Efficient Removal without Efficient Regularity

TL;DR

This paper introduces a new approach to the induced $C_4$ removal lemma, achieving the first exponential bound without relying on the regularity lemma, marking significant progress in extremal combinatorics.

Contribution

It develops a novel method to obtain an exponential bound for the induced $C_4$ removal lemma without using the regularity lemma, overcoming a longstanding barrier.

Findings

First exponential bound for induced $C_4$ removal lemma

Removes reliance on regularity lemma for this problem

Progress on a problem posed by Alon in 2001

Abstract

Obtaining an efficient bound for the triangle removal lemma is one of the most outstanding open problems of extremal combinatorics.
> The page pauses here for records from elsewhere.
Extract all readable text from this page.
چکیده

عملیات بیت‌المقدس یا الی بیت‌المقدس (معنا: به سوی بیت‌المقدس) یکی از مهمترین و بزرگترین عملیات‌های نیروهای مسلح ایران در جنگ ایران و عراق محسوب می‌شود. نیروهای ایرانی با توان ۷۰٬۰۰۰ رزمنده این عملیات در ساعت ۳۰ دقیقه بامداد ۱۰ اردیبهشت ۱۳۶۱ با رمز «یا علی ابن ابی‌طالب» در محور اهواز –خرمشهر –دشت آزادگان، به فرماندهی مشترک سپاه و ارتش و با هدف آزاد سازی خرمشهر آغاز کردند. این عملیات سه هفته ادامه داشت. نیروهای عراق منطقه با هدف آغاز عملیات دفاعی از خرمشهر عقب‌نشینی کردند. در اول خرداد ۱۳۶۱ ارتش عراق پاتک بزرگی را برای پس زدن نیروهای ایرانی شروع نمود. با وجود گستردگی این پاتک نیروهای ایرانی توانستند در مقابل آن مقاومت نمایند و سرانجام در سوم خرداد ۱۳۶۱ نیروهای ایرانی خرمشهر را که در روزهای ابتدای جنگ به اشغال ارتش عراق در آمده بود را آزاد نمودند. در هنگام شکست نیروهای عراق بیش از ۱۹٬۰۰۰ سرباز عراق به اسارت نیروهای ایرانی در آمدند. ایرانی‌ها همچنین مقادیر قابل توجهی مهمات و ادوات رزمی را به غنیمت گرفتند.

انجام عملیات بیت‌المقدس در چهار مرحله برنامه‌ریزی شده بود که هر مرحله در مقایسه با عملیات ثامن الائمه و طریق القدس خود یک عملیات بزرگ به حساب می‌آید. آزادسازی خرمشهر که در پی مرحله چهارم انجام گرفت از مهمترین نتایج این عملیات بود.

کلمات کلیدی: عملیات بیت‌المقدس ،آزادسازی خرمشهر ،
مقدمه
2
Perhaps the main bottleneck for achieving this goal is that triangle-free graphs can be highly unstructured. For example, triangle-free graphs might have only regular partitions (in the sense of Szemer\'edi) of tower-type size. And indeed, essentially all the graph properties ${\cal P}$ for which removal lemmas with reasonable bounds were obtained, are such that every graph satisfying ${\cal P}$ has a small regular partition. So in some sense, a barrier for obtaining an efficient removal lemma for property ${\cal P}$ was having an efficient regularity lemma for graphs satisfying ${\cal P}$. In this paper we consider the property of being induced $C_4$-free, which also suffers from the fact that a graph might satisfy this property but still have only regular partitions of tower-type size. By developing a new approach for this problem we manage to overcome this barrier and thus obtain a merely exponential bound for the induced $C_4$ removal lemma. We thus obtain the first efficient removal lemma that does not rely on an efficient version of the regularity lemma. This is the first substantial progress on a problem raised by Alon in 2001, and more recently by Alon, Conlon and Fox.